B) So we reject this structuring of "Lessing's Ditch" (in 8). Right, of course, to do so. But how do we do so?

C) Do we try to immanentize the "upper story" within our personal or institutional experience of the here-and-now?

D) Do we try the move of Coleridge and the Transcendentalists, who sought configurations of the here-and-now such that in "co-inherence of subjective and objective" we realize the unity of upper/lower stories--roughly, moving the lower story into the upper?

E) Do we replicate the same upper/lower structure within whatever structure we prefer to it? "Truth is objective, rational, propositional; Sensations are subjective, irrational, irreducible." Then substitute reasons/tastes, data/interpretation, and whatever iteration of this structure survives the purge. Apollos is asserted in every Dionysian revel; every iconoclast is a dogmatist.

The question of "How Should We Then Live?" continues to reverberate in my ears. Epistemologically, I find myself moving away from attempting to remedy fact/value by insisting on objective/subjective--the move I'm finding a distressing number of wise evangelicals seem to be counselling ever more fervently and tragically.

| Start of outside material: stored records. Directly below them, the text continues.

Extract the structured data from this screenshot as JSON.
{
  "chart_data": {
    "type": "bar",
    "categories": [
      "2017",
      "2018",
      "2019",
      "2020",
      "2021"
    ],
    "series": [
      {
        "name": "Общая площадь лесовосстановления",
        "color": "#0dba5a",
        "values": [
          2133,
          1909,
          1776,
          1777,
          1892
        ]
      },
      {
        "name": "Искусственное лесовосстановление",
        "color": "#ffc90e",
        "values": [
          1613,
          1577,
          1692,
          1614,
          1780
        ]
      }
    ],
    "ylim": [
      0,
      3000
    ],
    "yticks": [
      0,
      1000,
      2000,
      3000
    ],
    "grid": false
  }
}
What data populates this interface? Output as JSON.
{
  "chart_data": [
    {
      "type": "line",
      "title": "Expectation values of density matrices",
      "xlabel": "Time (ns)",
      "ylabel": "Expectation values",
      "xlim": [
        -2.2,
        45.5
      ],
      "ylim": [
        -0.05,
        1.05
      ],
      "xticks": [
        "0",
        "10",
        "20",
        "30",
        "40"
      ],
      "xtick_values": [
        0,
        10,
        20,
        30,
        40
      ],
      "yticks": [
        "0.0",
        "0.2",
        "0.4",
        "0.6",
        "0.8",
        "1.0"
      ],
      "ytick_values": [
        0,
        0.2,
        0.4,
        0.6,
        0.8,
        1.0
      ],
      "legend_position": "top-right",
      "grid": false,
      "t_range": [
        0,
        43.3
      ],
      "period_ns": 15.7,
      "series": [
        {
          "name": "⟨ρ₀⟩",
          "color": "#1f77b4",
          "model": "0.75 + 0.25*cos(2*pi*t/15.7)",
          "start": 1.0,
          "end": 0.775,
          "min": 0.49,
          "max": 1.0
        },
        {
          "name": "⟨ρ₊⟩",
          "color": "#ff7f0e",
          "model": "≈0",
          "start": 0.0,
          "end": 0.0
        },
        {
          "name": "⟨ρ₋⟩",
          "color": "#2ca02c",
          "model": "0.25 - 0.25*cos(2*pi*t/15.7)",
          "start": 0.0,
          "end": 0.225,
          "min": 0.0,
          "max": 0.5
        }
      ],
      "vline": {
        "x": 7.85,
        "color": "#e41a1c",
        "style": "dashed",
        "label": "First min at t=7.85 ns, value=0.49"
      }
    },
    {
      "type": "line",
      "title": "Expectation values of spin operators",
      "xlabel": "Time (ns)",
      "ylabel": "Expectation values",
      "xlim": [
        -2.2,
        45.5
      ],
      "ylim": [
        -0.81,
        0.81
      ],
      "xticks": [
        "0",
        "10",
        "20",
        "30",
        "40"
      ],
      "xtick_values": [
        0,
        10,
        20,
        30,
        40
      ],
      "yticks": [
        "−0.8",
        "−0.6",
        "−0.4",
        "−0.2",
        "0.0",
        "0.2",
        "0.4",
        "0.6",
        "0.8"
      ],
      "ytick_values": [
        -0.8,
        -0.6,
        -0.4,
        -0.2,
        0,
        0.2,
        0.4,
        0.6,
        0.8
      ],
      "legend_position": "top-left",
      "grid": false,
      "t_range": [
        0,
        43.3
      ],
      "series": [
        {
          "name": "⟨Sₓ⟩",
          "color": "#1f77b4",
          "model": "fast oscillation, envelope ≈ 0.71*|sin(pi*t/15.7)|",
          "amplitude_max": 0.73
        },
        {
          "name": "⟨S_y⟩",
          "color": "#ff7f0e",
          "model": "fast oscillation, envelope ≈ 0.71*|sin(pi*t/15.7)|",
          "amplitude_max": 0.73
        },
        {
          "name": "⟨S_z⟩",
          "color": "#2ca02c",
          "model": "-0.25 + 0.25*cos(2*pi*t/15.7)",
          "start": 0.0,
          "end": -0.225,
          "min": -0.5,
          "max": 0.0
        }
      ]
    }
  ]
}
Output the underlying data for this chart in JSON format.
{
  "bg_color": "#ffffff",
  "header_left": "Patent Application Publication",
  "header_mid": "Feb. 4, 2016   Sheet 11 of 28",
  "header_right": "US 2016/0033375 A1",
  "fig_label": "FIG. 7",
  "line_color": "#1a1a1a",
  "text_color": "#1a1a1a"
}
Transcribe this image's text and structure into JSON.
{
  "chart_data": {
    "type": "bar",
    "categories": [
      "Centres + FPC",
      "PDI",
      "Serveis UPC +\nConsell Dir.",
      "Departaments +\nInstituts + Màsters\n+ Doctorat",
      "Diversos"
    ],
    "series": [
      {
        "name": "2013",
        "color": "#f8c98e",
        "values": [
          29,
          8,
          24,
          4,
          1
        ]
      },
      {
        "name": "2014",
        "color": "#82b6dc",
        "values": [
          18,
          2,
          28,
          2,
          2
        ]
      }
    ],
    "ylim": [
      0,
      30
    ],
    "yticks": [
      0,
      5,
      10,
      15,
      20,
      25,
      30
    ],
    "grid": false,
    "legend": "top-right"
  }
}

I am working on the assumption that (a) these dichotomies are a real part of (my) experience, sharpened and developed by the already/not-yet of my faith; and (b) that according to Romans 1 there is no epistemic ground proof against aversion from God, that even for the believer "other foundation can no man lay"; and (c) that in the co-inherence of Christ historically crucified, buried, raised with the "for me" affirmed by the baptism and communion of the saints there is always and inexhaustibly both fact and meaning whose adjudication is eschatological, not logical (nor even analogical).

Karla said...

Great points from Schaeffer. I love all of his books and the DVD set for How Should We Then Live. I just began re-watching the DVD's this past week.

We must pay attention to culture, history, and worldviews and know how to engage our times for Christ.

Ed Darrell said...

12. Contemporary media often manipulate the populace through selective reporting and its implicit worldview of naturalism. Christians should critique the worldview of the mainstream media and consult alternative sources. On scientific matters, see The Discovery Institute: http://www.discovery.org/.

::sigh::

Seeing the Discovery Institute on scientific matters is a lot like seeing Elizabeth Taylor for fidelity in marriage.

I cannot figure out why you keep turning a blind eye to the ethical lapses of those guys.